Uncertainty fueled by the war in Ukraine, supply chains, growing import demands, and higher costs for inputs and raw materials have been factors in further boosting prices for agricultural products, along with climate change and weather, he points out. Piraeus Bank. in the 5th Agricultural Product Price Bulletin for 2022.
As he notes, the possible expectation of a normalization of the issue of export restrictions from India, in wheat, likely to limit its positive returns. For the sugar, crop uncertainty in Brazil and higher energy costs signal a possible rise in its price. Its relatively high price orange juice likely to favor its substitution, limiting demand. Slowing down the economic recovery may limit the demand for cotton, having a negative impact on its price. For the soythe expected increase in production may adversely affect its price, while for rice Restrictions on exported cereals and their high prices are likely to boost demand in the context of their substitution. THE market in cattle is expected to remain tight this year as well.
Although the commodity index strengthened (+ 1.50%) on a monthly basis, the agricultural products index had a larger increase (+ 5.35%). A possible cause may be the increased demand in relation to supply.
In China, macroeconomic data show a significant blow to economic activity (retail sales -11.1%, industrial production -2.9%, exports 3.9%,) from the strict restrictive measures, in the context of the zero tolerance policy for the coronavirus.
Given the above, as well as the expected rate of slowdown in the economic recovery, but also the maintenance of the aggressive monetary policy by the Fed, with the strengthening of the dollar, the prices of agricultural products are likely to test in the medium term, although in the short term their prices will continue. be favored by the changing international environment.
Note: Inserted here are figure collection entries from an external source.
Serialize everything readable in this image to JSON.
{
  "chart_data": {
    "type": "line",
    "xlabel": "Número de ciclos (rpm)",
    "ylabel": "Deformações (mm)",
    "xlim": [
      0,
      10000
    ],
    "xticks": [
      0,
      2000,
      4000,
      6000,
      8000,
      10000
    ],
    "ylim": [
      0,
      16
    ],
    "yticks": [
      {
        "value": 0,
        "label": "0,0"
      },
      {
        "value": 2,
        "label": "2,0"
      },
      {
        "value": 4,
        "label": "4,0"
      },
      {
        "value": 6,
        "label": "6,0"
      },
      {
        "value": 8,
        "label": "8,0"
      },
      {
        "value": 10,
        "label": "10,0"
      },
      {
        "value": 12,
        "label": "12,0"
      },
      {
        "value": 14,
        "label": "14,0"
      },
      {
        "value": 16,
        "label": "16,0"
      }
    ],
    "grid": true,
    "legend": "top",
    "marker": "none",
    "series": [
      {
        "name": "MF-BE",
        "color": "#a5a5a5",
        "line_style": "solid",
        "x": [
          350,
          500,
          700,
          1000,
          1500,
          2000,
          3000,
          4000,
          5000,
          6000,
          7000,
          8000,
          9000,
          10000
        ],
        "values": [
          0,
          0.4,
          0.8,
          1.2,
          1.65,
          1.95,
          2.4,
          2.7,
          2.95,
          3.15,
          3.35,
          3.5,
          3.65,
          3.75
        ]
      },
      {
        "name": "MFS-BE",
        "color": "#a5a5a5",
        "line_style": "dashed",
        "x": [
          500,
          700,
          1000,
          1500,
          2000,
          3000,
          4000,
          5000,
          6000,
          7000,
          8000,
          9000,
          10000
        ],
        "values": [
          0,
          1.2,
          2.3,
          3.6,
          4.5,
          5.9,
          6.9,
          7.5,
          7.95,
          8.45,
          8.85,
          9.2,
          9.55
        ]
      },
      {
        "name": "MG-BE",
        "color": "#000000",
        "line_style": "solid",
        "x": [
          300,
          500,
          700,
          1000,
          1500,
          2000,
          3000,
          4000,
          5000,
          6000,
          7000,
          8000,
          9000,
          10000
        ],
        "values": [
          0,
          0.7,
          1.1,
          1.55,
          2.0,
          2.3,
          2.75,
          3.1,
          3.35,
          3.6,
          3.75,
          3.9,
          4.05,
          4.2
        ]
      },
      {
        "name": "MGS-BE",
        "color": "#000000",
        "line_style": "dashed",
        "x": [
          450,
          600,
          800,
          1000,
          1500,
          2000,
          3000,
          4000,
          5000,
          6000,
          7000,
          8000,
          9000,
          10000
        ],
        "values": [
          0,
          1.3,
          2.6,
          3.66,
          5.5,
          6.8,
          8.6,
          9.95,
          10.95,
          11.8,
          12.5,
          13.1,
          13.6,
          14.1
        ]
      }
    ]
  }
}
Significant market pressures
The international stock markets came under significant pressure on a monthly basis (S & P500 –8.76% and MSCI EM –9.47%), amid concerns about global growth and the ability of Central Banks to curb inflation, while Supply chain disruptions continue to pose a significant threat due to the war in Ukraine and the ongoing restrictive measures in China against coronavirus.
The Fed raised the key interest rate by 50 basis points, leaving open the possibility of an increase above the “neutral rate”, while the ECB is raising the voices of officials for a possible increase from July.
The investment interest turned to the deteriorating macroeconomic data and the corporate results that exceeded the estimates. The yield on the US 10-year bond stood at 2.88% and that of the 2-year bond at 2.58%. The dollar continued to maintain its positive momentum as a safe heaven, both against the euro and a basket of currencies, slightly reducing the positive returns of commodities compared to the previous month.